Anatomical versus functional β‐cell mass in experimental diabetes

Abstract

The ability of pancreatic beta-cell mass to vary according to insulin requirements is an important component of optimal long-term control of glucose homeostasis. It is generally assumed that alteration of this property largely contributes to the impairment of insulin secretion in type 2 diabetes. However, data in humans are scarce and it is impossible to correlate beta-cell mass and function with the various stages of the disease.

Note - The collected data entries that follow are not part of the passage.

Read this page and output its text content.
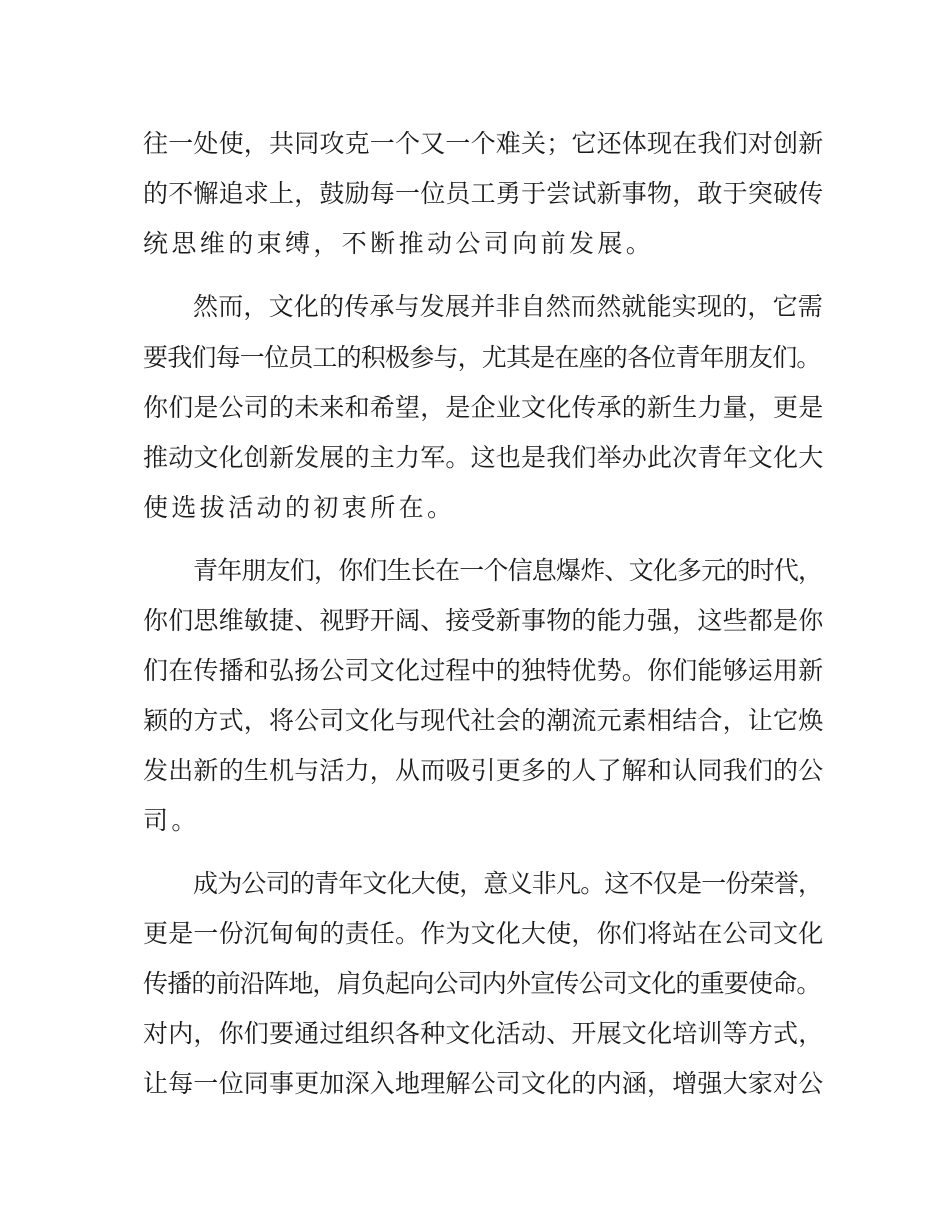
往一处使，共同攻克一个又一个难关；它还体现在我们对创新
的不懈追求上，鼓励每一位员工勇于尝试新事物，敢于突破传
统思维的束缚，不断推动公司向前发展。
然而，文化的传承与发展并非自然而然就能实现的，它需
要我们每一位员工的积极参与，尤其是在座的各位青年朋友们。
你们是公司的未来和希望，是企业文化传承的新生力量，更是
推动文化创新发展的主力军。这也是我们举办此次青年文化大
使选拔活动的初衷所在。
青年朋友们，你们生长在一个信息爆炸、文化多元的时代，
你们思维敏捷、视野开阔、接受新事物的能力强，这些都是你
们在传播和弘扬公司文化过程中的独特优势。你们能够运用新
颖的方式，将公司文化与现代社会的潮流元素相结合，让它焕
发出新的生机与活力，从而吸引更多的人了解和认同我们的公
司。
成为公司的青年文化大使，意义非凡。这不仅是一份荣誉，
更是一份沉甸甸的责任。作为文化大使，你们将站在公司文化
传播的前沿阵地，肩负起向公司内外宣传公司文化的重要使命。
对内，你们要通过组织各种文化活动、开展文化培训等方式，
让每一位同事更加深入地理解公司文化的内涵，增强大家对公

Thus, the importance of animal models is obvious. In rodents, increased beta-cell mass associated with an increase in the function of individual beta-cells contributes to the adaptation of the insulin response to insulin resistance in late pregnancy and in obesity. A reduction in beta-cell mass always corresponds to an alteration in insulin secretory capacity of islet tissue (Zucker diabetic fatty and Goto-Kakisaki rats, db/db mice). During regenerative processes following experimental reduction of beta-cell mass [partial pancreatectomy, streptozocin (STZ) injection], beta-cell mass increase is not associated with a corresponding improvement of beta-cell function, thus indicating that regenerative beta-cells did not achieve functional maturity. The main lesson from experimental diabetes is therefore that beta-cell mass cannot always predict functional capacity of the beta-cell tissue and that the functional beta-cell mass rather than the anatomical beta-cell mass must be taken into account at all times.